Each week, media sources and headlines are featuring more stories involving drones, including stories involving drone accidents that cause injuries. In fact, at the end of last month, several major news sources featured a story on a woman who was knocked out by a drone at the Seattle Pride Parade. The 25-year-old woman also suffered a concussion.
With drone accidents and incidents becoming more widely covered, officials and citizens are raising questions about how to protect public safety. The answer, for many: regulate them locally.

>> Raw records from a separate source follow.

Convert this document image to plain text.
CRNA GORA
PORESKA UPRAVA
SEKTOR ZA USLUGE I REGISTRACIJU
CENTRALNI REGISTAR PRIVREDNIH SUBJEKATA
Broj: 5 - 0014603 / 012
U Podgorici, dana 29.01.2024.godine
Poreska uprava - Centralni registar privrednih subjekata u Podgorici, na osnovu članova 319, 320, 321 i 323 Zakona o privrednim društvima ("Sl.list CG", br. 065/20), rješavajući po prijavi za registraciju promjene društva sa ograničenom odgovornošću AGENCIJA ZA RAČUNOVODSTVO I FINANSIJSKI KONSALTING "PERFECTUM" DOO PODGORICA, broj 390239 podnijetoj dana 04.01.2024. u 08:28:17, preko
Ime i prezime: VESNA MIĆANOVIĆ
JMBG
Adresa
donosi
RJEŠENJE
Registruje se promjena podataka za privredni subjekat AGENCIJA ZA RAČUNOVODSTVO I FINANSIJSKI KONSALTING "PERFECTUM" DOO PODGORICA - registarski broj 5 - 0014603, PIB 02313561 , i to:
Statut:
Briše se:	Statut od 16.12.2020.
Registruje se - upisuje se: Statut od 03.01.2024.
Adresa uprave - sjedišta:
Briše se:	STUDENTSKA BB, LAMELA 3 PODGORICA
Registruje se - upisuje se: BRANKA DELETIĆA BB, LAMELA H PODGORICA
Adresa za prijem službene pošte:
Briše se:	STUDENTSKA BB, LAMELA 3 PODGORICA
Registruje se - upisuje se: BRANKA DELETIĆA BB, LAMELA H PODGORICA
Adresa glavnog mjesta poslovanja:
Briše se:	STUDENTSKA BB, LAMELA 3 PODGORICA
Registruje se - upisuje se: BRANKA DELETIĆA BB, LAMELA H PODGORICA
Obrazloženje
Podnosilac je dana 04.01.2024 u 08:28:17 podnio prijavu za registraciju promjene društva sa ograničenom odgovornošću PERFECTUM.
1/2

A Lack of Federal Regulation
The Federal Aviation Administration has the say on any "vehicle" that takes to the sky, but the agency has been slow to regulate drones, or as they call them - UAS (Unmanned Aircraft Systems). In fact, the FAA’s most recent attempt at regulating drones (a task that it has been working on since 2011) is still waiting for Congressional approval. However, local governments are filling in the regulations void by establishing their own rules concerning drone usage.
There are currently no federal laws preventing local government from regulating drones, and many beloieve local governments are the best entities to regulate drones because their public safety departments (police, fire, and emergency medical personnel) are the first responders to drone mishaps. It only makes sense that cities and towns be allowed to regulate the airspace that is closest to their residents, which the FAA considers anything less than 400 feet.
How could it ever be efficient to have the FAA (a huge bureaucratic agency in Washington, D.C.) be responsible for monitoring and policing drones that fly 30 feet from the ground here in Minnesota? Cities are the boots-on-the-ground in this issue and we should make sure that they have the authority to keep their residents safe from drone accidents.